Procter & Gamble's (PG) Q1 2012 earnings were the same old story: a healthy sales increase based on an unhealthy increase in ad spending. P&G's marketing spending is up 24 percent over the last two years, CFO Jon R. Moeller told Wall Street. Sales in Q1, however, were only up 9 percent, to $21.9 billion, and up less than 6 percent over the two-year period through Sept. 30.

P&G is the largest advertising spender in the world, burning through nearly $10 billion a year in TV, web and print ads. CEO Robert McDonald justifies the adspend by noting that the company has successfully sustained price increases across a range of its products without significant loss of market share. That, indeed, is the usual test for strong brands: extracting higher prices from consumers in the face of fierce competition.

But, as I've noted before repeatedly, P&G's progress requires a higher price of its own. It needs to blow more and more cash on advertising to sustain those price increases and that market share.

This cannot last forever. Eventually, P&G will either have to reduce its ad spending -- and let its brands stand on their own two feet in the market -- or extract price further increases that more than compensate for the money its throwing at ad agencies and TV stations. The latter scenario is unlikely in a world that's getting used to perma-recession conditions.

McDonald and his brand managers do not yet appear to be ready to accept this reality. Total selling, general and administrative expenses increased 10 percent -- more than the quarterly sales increase -- to $6.5 billion. That's the budget line within which the ad budget is ensconced. More importantly, McDonald said he would not take his foot off the ad gas pedal anytime soon. When probed by John A. Faucher of JP Morgan Chase on his runaway marketing costs, he said:

First, I'd say, marketing spending, as you rightly point up -- out, John, is up 24% over the last 2 fiscal years. So there's significance strength in that program. We're planning on increases again this year, albeit more in line with sales growth, as opposed to ahead of sales growth. And we're committed to that spend.
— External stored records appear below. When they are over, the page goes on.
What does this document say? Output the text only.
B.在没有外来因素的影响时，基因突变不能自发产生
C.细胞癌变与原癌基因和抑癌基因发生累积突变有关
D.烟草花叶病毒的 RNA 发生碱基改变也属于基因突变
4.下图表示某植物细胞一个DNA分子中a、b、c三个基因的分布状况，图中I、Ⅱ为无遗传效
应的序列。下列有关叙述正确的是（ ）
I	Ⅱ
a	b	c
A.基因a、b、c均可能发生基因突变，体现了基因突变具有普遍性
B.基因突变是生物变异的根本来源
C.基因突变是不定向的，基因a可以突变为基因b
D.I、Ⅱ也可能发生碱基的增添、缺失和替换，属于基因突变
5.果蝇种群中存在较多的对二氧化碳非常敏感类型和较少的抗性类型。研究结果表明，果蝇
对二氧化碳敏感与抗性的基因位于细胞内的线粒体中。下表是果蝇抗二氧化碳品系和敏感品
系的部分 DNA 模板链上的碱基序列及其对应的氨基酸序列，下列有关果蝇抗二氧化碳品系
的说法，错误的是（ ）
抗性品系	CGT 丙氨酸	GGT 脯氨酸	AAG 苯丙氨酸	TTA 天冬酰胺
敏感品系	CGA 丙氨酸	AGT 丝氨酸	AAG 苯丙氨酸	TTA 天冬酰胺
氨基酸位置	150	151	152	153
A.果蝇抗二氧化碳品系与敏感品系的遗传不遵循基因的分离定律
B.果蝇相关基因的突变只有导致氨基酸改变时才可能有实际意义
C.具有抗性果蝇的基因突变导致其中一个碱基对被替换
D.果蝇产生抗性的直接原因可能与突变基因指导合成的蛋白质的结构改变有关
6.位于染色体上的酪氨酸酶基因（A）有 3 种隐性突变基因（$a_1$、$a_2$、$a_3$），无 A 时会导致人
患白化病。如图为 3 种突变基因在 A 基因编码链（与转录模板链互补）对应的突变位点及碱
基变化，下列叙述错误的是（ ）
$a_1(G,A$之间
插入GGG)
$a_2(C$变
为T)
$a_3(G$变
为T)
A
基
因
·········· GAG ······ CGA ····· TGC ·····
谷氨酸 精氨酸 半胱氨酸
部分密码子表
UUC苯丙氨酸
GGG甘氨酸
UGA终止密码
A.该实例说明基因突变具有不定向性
And we have a very exciting initiative program in the back half, which we will support.
He also said Tide Pods -- a new laundry detergent that utilizes a plastic bubble to deliver soap inside the machine -- are set to launch in February 2012. Tide is one of P&G's flagship brands and the spend behind this, via ad agency Saatchi & Saatchi, will require another massive ad budget.

The overall picture is of a company that is out of control, addicted to advertising budget increases, that lacks discipline and is kidding itself it is healthy because it is getting higher prices for its brands. Success that only comes after heaping increasing amounts of cash into the maw of the marketing beast isn't really "success." It's brute force. At some point, even McDonald will have to admit this is unsustainable and a pullback will be warranted. Net income, conspicuously, remained flat for the quarter, at just over $3 billion.